The results indicate that the composition of some invertebrate communities has changed due to exposure to uranium mining activities in Northern Saskatchewan. The number of benthic invertebrate taxa downstream at approximately half of the uranium mine/mill effluent release points was lower compared to the number of taxa observed in reference conditions. That observed effect was not consistent across the set of receiving environments in this analysis, and clearly reflects localized effects and conditions. Benthic taxon richness residuals were strongly correlated with about half of the measured sediment elements and always negatively, such that taxon richness was lower in lakes with higher concentrations/activities of measured metals and radionuclides in the sediments. Taxon richness residuals were most strongly associated with selenium and uranium concentrations, both of which have been studied within these systems with accumulated weight of evidence identifying them as contributors to observed aquatic effects (Robertson and Liber 2007; Muscatello et al. 2008; Muscatello and Liber 2009; Wiramanden et al. 2010; Gallego-Gallegos et al. 2012; Tse et al. 2012; Franz et al. 2013).

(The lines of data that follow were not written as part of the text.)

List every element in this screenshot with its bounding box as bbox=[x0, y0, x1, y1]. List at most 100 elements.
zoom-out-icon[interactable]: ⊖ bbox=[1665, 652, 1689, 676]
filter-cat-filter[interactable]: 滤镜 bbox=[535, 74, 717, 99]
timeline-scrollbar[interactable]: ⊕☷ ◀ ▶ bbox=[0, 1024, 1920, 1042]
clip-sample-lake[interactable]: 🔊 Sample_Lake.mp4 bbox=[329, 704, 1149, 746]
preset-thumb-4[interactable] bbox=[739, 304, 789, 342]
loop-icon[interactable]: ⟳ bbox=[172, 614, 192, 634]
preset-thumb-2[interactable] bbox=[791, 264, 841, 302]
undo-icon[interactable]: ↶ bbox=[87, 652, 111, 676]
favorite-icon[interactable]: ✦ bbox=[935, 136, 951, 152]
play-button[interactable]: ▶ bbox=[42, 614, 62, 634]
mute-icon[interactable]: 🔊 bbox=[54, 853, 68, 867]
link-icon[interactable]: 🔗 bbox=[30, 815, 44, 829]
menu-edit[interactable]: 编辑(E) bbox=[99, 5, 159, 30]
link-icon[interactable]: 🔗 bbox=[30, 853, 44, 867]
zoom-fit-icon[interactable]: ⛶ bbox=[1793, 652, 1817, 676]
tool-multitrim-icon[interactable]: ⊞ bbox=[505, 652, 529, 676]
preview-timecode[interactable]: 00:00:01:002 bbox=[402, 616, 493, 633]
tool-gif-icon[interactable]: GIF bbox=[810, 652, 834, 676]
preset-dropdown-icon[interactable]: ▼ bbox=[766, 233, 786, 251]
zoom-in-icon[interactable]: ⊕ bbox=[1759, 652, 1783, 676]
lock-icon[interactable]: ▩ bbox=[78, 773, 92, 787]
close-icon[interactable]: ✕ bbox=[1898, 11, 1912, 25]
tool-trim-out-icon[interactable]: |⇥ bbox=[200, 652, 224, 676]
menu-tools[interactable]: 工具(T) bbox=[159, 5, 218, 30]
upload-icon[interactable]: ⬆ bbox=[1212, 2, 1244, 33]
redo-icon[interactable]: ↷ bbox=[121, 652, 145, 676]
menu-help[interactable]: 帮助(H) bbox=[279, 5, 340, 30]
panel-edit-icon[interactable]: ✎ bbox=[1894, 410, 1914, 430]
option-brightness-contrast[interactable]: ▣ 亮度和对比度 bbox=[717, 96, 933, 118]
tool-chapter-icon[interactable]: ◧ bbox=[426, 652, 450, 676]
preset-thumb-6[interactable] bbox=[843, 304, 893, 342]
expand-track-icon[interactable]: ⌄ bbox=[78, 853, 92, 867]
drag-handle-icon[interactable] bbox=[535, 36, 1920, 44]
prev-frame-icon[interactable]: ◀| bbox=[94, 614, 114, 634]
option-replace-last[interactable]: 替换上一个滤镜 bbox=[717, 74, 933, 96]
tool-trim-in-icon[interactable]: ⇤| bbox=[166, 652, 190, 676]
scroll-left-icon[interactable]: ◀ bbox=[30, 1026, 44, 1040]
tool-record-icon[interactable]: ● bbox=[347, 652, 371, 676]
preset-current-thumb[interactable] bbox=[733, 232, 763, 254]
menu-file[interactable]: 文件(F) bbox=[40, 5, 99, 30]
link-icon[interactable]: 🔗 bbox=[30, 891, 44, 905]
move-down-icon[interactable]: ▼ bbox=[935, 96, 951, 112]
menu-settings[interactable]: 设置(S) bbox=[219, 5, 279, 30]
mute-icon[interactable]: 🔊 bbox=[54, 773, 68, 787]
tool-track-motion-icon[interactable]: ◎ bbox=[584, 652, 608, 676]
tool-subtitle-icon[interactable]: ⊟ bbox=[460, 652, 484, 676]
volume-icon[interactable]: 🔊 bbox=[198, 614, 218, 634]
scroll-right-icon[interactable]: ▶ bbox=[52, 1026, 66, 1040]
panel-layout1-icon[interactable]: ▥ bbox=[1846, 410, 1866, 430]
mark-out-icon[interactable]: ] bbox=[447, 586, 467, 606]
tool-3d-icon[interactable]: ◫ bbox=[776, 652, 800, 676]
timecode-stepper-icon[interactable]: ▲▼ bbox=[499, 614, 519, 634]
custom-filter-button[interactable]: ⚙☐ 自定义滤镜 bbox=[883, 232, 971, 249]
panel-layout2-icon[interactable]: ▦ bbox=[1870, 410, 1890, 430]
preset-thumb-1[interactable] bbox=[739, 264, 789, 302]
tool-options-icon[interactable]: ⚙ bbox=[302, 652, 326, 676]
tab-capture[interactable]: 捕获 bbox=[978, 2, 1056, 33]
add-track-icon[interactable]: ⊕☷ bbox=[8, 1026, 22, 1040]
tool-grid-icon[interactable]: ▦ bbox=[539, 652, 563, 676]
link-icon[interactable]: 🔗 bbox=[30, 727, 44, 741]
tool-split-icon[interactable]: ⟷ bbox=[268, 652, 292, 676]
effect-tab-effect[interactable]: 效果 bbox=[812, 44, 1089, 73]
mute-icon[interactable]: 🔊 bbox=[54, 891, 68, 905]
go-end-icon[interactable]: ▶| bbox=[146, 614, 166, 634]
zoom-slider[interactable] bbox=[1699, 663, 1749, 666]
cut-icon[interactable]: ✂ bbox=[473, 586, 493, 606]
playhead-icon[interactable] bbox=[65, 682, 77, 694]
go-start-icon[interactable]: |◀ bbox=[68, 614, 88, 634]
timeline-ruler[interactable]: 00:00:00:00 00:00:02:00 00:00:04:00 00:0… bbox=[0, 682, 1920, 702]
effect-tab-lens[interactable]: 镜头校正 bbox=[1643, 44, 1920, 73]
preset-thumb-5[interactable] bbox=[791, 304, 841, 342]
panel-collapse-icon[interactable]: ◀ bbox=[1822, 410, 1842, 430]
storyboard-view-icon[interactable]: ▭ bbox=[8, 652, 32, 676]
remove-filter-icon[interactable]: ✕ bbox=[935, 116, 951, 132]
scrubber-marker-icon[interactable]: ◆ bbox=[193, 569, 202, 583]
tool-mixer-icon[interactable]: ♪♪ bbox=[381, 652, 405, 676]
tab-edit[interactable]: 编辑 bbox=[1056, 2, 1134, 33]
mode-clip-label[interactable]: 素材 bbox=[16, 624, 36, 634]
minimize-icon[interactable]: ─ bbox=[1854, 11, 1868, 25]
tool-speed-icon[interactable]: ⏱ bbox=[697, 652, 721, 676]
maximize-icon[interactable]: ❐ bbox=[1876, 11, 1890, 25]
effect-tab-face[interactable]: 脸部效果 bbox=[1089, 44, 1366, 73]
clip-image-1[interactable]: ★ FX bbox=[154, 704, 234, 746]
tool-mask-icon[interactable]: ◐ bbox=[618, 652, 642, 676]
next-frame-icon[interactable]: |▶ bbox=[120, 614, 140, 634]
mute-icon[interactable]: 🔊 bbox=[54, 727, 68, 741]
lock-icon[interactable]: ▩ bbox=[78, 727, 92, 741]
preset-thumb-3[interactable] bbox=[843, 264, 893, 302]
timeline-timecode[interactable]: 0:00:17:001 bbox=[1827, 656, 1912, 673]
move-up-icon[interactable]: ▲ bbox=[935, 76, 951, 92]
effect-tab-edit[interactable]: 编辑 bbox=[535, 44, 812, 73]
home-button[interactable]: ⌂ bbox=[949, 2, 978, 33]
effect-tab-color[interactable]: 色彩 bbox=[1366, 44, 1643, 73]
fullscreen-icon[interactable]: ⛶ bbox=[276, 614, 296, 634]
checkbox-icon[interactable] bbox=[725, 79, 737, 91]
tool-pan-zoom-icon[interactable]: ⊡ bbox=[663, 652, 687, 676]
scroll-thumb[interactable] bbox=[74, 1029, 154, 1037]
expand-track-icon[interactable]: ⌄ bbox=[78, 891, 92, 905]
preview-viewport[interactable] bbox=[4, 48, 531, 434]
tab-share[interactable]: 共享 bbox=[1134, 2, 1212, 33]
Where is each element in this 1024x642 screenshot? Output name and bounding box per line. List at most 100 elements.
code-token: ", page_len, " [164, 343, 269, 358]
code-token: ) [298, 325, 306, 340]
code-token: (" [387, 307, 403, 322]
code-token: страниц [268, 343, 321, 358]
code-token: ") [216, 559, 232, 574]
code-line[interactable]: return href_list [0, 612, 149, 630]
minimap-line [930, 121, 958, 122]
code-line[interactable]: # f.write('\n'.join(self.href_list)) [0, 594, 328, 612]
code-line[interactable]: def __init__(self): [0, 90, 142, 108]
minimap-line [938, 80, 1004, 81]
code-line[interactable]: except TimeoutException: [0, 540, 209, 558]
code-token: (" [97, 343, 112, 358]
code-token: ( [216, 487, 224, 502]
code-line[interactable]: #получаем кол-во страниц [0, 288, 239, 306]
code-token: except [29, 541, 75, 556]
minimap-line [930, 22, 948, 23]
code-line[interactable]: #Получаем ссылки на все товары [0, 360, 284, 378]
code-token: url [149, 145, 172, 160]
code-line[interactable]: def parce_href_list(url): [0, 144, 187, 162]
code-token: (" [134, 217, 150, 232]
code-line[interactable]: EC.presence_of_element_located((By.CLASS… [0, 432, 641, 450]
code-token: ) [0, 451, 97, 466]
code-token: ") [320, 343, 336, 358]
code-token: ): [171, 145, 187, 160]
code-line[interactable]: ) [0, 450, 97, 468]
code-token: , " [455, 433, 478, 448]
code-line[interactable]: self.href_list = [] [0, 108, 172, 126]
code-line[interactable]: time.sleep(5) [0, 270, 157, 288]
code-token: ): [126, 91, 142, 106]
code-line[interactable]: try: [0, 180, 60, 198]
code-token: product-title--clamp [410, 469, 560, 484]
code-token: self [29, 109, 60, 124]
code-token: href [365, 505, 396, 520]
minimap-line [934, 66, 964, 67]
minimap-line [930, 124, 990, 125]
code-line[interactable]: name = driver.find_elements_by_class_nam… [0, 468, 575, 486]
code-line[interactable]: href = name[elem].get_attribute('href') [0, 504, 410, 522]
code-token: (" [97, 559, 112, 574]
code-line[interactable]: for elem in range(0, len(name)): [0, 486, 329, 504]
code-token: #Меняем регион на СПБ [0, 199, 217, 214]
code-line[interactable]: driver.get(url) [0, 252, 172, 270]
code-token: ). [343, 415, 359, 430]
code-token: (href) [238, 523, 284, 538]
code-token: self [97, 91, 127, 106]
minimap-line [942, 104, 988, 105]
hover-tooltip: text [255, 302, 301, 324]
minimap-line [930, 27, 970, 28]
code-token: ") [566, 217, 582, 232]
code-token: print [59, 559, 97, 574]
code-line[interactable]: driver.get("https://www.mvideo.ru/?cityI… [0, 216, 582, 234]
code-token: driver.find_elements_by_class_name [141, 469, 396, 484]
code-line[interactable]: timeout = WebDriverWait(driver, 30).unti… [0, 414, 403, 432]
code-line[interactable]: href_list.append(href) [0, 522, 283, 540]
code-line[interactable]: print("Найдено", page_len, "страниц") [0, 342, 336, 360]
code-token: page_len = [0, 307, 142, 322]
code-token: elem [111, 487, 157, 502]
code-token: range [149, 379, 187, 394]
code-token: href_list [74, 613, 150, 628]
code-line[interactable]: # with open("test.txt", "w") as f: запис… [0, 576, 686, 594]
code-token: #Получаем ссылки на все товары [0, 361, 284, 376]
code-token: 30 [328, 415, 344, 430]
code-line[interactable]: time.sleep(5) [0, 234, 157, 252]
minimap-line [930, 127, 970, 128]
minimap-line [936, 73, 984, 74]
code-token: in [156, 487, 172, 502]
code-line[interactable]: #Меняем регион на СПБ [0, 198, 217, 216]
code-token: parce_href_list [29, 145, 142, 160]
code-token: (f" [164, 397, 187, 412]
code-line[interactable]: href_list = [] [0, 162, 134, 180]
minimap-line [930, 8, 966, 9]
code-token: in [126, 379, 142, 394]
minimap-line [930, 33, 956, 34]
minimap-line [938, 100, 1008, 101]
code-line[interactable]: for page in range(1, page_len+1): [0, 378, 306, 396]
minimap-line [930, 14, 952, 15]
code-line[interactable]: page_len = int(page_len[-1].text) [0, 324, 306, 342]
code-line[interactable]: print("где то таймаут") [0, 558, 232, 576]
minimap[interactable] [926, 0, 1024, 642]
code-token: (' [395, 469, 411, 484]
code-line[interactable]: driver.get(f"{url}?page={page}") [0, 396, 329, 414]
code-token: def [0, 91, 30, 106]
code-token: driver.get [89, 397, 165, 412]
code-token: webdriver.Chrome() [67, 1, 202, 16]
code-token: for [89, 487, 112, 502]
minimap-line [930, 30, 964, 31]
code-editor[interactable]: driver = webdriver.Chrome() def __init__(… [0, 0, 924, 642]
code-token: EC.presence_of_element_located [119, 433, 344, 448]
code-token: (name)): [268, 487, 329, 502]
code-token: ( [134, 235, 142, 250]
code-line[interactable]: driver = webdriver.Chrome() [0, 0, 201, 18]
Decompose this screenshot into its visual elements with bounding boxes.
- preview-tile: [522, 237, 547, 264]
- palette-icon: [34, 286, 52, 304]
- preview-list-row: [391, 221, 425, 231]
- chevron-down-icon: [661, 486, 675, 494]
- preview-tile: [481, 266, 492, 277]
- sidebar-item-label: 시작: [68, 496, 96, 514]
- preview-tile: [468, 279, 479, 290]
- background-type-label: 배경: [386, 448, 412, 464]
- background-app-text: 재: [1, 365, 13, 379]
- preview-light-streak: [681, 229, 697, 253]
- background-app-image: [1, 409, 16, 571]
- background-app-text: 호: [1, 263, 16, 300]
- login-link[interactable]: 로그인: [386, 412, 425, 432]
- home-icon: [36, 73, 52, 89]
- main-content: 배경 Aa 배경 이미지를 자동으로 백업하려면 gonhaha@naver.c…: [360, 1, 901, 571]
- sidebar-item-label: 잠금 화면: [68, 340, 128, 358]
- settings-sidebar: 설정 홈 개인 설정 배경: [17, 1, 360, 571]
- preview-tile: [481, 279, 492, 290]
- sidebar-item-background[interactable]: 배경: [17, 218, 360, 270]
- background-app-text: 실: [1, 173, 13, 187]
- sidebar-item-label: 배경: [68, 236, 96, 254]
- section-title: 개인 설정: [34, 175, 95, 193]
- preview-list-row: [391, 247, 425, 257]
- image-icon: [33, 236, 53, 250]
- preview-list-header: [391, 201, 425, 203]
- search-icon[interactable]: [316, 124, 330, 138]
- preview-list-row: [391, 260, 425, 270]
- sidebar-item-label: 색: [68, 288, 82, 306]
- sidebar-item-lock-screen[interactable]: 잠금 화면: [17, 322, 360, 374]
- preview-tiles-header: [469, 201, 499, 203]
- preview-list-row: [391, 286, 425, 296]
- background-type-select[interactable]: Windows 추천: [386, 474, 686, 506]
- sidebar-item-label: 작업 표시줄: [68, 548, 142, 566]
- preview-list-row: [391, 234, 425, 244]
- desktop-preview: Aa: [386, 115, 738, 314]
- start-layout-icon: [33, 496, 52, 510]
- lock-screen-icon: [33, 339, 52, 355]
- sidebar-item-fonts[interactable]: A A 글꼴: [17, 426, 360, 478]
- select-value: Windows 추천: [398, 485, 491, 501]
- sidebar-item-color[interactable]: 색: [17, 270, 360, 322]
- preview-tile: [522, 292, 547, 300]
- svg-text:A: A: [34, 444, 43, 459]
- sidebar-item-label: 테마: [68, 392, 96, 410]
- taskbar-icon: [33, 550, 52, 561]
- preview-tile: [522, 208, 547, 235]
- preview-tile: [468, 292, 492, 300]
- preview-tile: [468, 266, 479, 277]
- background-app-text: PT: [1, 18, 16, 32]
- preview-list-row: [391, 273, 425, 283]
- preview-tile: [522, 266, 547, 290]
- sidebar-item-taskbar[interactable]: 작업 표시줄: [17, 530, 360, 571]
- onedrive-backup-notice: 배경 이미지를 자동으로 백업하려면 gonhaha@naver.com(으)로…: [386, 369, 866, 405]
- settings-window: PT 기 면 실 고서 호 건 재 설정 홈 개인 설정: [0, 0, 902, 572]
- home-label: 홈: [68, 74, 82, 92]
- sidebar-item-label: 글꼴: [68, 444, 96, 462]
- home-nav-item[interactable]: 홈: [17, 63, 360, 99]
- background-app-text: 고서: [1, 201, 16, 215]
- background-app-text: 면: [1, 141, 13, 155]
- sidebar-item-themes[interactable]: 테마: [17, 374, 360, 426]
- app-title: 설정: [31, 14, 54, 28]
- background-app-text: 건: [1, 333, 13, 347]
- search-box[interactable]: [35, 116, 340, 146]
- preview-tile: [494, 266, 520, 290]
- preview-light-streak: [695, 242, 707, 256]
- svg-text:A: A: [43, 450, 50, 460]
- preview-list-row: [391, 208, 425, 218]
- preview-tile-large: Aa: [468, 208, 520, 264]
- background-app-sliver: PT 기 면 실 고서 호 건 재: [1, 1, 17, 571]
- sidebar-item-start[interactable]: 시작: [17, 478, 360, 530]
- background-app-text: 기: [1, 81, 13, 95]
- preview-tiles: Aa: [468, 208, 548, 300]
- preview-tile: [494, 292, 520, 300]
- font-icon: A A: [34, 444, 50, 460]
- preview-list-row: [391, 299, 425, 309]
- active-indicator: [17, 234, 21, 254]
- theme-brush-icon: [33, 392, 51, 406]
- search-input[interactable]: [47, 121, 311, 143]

The general decreasing trend in taxon richness residuals with increasing metal concentration or radionuclide activity was consistent for both reference and exposure lakes, implying that there is a natural background influence of metal concentrations and radionuclide activity on benthic taxon richness. Further, the association between richness and metals and radionuclides was found after accounting for variations in richness related to water depth and associated substrate texture and organic carbon content. The association between richness and metals/radionuclides, therefore, is considered reasonably robust in this analysis. These data could be further explored to identify limits to natural background concentrations of inorganic elements in sediments, or the concentrations/activities that correspond with large variations in benthic communities.

Conclusions

The results indicate the value of benthic invertebrate community monitoring programs supported by comprehensive monitoring of sediment chemistry. Taxon richness was the most sensitive benthic metric for monitoring benthic community responses downstream of uranium mine and mill effluents. The application of the reference condition approach for identifying impacted benthic communities that differ significantly from natural regional compositions should be encouraged in programs designed to meet regulatory requirements.

Acknowledgements

Cameco and Areva provided the data for independent analysis and interpretation by the Canadian Nuclear Safety Commission (CNSC) and reviewed an earlier version of the paper. The work of developing the reference models was funded by the CNSC under contract to Kilgour & Associates. All data checking, analysis and interpretation were conducted independently of Cameco and Areva. Comments on the manuscript by Keith Somers are appreciated. We thank Catherine Proulx for translating the abstract, and Dianne Drummond for help with figures.

Notes

1. Hereafter, the term ‘residual’ is used to refer to standardized residuals, or Z scores.